If a joint is damaged, either through trauma (especially a tear or tear in the ligaments or the joint capsule) or through wear and tear (especially damage to the articular cartilage), an exact diagnosis is required - in addition to imaging measures such as X-rays, ultrasound, MRI, CT - often necessary to look inside the joint cavity. If damage is found, in many cases arthroscopic surgery can be performed during the same procedure.

What preparations are required?

Before a planned joint arthroscopy, an orthopedic or trauma surgical examination of the affected joint is required. In most cases, an imaging diagnosis using X-rays, ultrasound, CT or MRI is carried out before the procedure. Your doctor treating you will explain in detail the risks, side effects and complications of arthroscopy.

Arthroscopy is performed under general or partial anesthesia (eg "cross stitch"), which a specialist in anesthesia will explain to you separately. A short hospital stay is required for the procedure.

Danger! To avoid major bleeding during and after the procedure, it is necessary to stop taking blood-thinning medication (Marcoumar, Sintrom, Thrombo Ass) a few days before the planned procedure! Your doctor will inform you in good time.
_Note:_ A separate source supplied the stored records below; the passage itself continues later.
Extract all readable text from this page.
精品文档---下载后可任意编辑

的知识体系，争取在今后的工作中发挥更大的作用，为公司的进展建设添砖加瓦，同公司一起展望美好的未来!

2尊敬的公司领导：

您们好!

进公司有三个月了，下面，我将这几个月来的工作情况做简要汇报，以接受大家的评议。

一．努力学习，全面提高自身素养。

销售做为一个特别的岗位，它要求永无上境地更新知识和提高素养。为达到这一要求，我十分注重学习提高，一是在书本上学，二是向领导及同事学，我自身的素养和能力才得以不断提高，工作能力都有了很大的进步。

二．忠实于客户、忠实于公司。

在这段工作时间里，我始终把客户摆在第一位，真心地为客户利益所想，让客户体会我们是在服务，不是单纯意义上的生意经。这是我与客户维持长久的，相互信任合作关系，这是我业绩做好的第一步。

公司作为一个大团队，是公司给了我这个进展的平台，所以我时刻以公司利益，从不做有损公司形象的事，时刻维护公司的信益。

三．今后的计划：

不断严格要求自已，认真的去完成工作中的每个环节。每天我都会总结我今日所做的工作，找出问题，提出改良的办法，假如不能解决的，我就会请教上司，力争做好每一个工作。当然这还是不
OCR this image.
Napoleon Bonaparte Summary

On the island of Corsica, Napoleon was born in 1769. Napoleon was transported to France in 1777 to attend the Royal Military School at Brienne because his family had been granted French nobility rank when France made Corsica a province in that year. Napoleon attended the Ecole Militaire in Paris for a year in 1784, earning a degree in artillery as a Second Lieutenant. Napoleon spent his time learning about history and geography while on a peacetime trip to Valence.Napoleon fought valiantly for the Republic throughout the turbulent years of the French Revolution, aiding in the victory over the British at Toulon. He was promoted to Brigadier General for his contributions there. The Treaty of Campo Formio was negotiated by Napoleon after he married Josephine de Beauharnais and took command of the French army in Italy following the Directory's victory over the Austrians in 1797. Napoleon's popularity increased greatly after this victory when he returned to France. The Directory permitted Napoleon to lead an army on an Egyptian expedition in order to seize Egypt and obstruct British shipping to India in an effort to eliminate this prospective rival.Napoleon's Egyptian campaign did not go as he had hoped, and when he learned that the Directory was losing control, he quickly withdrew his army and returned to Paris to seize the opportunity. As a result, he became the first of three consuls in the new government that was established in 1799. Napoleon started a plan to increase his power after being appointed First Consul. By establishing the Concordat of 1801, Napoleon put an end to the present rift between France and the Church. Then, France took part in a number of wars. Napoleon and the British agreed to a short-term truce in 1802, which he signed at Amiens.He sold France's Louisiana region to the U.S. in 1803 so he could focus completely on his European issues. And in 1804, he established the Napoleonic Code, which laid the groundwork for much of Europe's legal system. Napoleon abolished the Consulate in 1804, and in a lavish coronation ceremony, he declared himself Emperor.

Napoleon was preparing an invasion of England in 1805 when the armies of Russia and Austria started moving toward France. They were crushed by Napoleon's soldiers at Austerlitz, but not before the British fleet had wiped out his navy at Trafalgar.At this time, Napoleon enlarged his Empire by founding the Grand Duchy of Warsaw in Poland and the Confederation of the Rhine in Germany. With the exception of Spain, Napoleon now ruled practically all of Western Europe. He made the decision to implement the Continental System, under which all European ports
How is the examination performed?

In order to avoid a joint infection, the procedure is carried out under strict sterile conditions in the operating room. In order to be able to better assess the joint space and to avoid major blood loss, the blood supply above the respective joint must sometimes be briefly interrupted using an inflatable cuff ("tourniquet") - this tourniquet sometimes leads to nerve and muscle damage and is therefore only used when absolutely necessary.

The arthroscope, which is between 2.7 and four millimeters thick, is inserted directly into the joint cavity through a small incision in the skin. Connected to this is a rinsing and suction system with which liquid is first filled into the joint so that the joint capsule unfolds completely and the joint structures are optimally visible. In most cases, further access to the joint is required, through which instruments (tactile hooks, pliers, scissors, burs, etc.) are introduced.

Finally, the joint is rinsed and the rinsing liquid is sucked off. In many cases, a drain (a thin plastic tube with several openings on the side of the joint and a collecting vessel with vacuum outside the joint) is inserted to drain the wound fluid and thus avoid infection. However, since bacteria can also penetrate the wound through the opening that remains in the skin after the drainage has been removed and lead to an infection, the drainage is only used when it is absolutely necessary. The instruments are then removed, the skin incisions sutured and the joint connected.

What are the side effects / complications?

Arthroscopy is a routine, low-risk procedure. However, the following complications can arise:

  • Bleeding from injury to larger blood vessels.
  • Nerve injuries, which in rare cases can lead to permanent paralysis and abnormal sensations.
  • Persistent pain (e.g., post-menisectomy syndrome).
  • Infections that may require the use of antibiotics.
  • Allergic reactions from disinfectants, pain relievers, or other drugs.
  • Thrombosis and / or pulmonary embolism, if blood clots form (thrombosis) and are carried into the lungs (embolism) as a result of the congestion of blood or the length of time spent in hospital.

Where is arthroscopy done?

Arthroscopy is most often performed in hospitals with orthopedic or trauma surgery departments. The preliminary examinations are often carried out by specialists in orthopedics or trauma surgery. A medical referral is required.

  • You can find specialists for orthopedics or trauma surgery in your area under Services: Doctor search.
  • You can find hospitals (with departments for orthopedics or trauma surgery) in your area under Clinic search.

How are the costs going to be covered?

You will need a doctor's referral / referral for an arthroscopy. This is valid for one month from the date of issue. The costs of an arthroscopy are covered by your health insurance company.